Large Networks, Big Data, And Healthcare

Zander posted this NY Times opinion piece to usv.com yesterday and it's been rattling around in my head since then. The author suggests that big data is coming to health care and bringing with it many issues that will have to be resolved. I am sure that is so. But I also think the intersection of big data and health care and our large networks thesis is likely to produce some interesting investment opportunities for us and some valuable health care services for consumers.

Jason Karlawish, the author of the NY Times opinion piece, writes:

This is a revolutionary shift. Once upon a time, medicine was a discipline based on the nuanced diagnosis and treatment of sick patients. Now, Big Data, networked computers and a culture obsessed with knowing its numbers have moved medicine from the bedside to the desktop (or laptop). The art of medicine is becoming the science of an insurance actuary.

The question is who will control the input of the patient data, the aggregated data sets, and the results the data science produces. If the answer is the current healthcare system; the insurance companies, the hospitals, and the doctors, then we will have missed a big opportunity to reshape healthcare. If, on the other hand, the data is entered by patients, controlled by patients, and benefits patients, then we would have something new, different, and disruptive.

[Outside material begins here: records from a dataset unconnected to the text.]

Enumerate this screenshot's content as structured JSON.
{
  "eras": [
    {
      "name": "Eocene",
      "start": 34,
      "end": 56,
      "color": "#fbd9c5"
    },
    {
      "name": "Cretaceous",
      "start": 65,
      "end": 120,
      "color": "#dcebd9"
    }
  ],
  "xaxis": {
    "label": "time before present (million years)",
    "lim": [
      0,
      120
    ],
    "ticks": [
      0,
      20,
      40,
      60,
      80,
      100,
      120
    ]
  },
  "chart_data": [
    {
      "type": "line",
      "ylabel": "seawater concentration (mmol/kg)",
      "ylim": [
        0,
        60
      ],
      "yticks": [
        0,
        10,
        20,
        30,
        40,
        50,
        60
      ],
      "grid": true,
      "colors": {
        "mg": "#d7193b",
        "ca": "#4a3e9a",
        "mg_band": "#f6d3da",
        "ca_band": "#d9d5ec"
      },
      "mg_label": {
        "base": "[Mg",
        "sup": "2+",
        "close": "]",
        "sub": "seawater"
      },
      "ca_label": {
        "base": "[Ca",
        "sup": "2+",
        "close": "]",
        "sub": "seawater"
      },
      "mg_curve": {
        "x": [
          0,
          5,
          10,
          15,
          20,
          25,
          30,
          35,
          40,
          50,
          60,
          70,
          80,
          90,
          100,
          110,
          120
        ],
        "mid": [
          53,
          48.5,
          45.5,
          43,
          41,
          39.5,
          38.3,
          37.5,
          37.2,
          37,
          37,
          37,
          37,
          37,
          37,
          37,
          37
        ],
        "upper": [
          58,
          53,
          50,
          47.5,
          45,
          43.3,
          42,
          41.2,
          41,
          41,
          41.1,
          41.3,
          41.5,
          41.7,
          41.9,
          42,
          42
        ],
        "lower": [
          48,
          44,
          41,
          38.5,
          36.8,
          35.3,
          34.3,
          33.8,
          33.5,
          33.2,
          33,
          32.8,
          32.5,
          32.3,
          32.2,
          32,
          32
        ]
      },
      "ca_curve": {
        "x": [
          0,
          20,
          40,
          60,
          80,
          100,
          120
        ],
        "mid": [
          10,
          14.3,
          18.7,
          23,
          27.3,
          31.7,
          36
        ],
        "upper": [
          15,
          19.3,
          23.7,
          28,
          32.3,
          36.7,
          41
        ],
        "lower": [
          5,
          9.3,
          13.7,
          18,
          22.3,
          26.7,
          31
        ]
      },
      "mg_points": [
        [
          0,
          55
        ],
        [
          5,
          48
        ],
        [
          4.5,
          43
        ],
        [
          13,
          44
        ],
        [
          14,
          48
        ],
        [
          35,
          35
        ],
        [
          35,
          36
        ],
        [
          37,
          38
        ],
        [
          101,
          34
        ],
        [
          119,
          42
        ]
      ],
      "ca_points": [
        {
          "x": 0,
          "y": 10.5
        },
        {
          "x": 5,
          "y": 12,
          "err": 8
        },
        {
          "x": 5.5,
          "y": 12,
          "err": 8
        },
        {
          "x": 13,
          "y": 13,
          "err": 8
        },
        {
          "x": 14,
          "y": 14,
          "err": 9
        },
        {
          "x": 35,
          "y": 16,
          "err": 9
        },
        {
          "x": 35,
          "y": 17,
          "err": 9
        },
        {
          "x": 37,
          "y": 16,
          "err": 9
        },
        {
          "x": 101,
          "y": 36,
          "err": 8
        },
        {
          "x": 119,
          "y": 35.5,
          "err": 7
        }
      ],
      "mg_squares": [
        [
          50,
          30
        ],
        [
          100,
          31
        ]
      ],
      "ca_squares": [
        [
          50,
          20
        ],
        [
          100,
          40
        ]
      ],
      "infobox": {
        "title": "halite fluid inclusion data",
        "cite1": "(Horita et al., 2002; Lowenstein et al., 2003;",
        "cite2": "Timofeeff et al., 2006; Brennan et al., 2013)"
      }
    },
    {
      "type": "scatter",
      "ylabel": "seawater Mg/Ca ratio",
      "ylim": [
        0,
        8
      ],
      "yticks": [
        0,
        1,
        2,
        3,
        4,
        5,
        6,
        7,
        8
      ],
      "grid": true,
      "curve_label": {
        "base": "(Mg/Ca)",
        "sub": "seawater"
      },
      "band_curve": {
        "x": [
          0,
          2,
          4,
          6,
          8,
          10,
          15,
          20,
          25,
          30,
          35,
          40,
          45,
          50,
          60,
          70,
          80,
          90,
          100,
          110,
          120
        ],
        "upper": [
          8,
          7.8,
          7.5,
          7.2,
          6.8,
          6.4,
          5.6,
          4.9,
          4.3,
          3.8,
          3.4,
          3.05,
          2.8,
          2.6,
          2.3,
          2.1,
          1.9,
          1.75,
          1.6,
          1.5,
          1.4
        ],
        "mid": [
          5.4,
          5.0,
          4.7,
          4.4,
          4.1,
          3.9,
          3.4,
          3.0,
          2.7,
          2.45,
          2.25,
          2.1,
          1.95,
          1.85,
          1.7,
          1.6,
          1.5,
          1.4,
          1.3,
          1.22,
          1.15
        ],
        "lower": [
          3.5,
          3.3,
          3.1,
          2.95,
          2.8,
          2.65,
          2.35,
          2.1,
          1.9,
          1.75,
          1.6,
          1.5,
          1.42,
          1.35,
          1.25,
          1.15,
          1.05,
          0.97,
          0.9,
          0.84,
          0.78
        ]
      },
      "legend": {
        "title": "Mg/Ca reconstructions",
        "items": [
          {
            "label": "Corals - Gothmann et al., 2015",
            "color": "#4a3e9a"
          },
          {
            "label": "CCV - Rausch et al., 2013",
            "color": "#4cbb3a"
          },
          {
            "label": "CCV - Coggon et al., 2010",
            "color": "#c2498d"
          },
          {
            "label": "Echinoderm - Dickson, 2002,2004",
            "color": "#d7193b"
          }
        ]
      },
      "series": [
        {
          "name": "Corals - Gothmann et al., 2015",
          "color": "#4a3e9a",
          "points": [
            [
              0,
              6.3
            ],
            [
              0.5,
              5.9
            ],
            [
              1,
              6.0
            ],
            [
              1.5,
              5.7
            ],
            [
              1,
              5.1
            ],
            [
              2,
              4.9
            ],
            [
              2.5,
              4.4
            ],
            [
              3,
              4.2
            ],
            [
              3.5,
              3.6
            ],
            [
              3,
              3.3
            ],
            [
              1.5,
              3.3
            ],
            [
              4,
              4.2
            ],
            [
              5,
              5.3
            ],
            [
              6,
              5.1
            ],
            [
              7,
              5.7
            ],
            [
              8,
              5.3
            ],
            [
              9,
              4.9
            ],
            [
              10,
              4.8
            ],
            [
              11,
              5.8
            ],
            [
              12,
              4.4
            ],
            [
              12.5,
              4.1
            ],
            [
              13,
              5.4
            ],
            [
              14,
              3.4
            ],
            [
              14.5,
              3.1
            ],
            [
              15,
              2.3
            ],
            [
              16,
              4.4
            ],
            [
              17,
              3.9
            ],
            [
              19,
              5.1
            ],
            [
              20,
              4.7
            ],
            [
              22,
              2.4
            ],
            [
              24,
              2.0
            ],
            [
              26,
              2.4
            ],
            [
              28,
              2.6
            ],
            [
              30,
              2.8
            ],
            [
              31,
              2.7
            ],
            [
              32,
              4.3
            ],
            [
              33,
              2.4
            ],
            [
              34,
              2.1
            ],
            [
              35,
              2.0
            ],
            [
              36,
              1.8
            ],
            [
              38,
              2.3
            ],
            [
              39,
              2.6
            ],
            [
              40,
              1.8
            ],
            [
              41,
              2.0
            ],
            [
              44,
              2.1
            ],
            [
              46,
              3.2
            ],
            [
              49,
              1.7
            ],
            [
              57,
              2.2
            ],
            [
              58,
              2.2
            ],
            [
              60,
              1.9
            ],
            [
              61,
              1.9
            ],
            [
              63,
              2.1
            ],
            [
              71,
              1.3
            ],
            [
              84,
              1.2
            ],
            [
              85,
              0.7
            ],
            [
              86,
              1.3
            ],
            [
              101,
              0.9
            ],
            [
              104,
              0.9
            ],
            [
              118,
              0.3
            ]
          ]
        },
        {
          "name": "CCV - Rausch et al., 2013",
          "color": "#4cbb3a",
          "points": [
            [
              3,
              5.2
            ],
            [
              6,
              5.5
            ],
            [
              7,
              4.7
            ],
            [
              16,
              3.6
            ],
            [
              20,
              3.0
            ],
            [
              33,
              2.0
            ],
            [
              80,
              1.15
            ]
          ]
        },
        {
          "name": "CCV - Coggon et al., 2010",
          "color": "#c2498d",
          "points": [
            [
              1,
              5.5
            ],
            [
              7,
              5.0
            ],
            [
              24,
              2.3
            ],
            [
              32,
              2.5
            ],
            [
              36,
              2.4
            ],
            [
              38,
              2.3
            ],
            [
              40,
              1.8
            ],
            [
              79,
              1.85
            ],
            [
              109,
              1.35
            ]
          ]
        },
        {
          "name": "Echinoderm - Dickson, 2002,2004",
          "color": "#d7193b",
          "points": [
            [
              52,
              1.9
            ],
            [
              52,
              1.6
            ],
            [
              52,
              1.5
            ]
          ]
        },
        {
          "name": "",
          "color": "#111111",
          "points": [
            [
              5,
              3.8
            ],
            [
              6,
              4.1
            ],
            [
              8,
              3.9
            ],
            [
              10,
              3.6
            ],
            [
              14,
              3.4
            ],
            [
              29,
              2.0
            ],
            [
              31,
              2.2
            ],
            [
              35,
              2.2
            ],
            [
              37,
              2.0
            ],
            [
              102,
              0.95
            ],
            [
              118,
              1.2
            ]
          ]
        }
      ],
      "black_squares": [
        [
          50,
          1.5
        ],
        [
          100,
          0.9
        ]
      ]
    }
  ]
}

Large networks of patients coming together to do this data science together and benefit together feels like its around the corner and coming fast.  Maybe some enterprising entepreneur will take this "Omnibus Risk Calculator" put it into a clean and simple web service, allow us to connect our phones and connected devices to it, and peer produce a service that we can, together, use to manage our cardiovascular health. Maybe someone has already done that.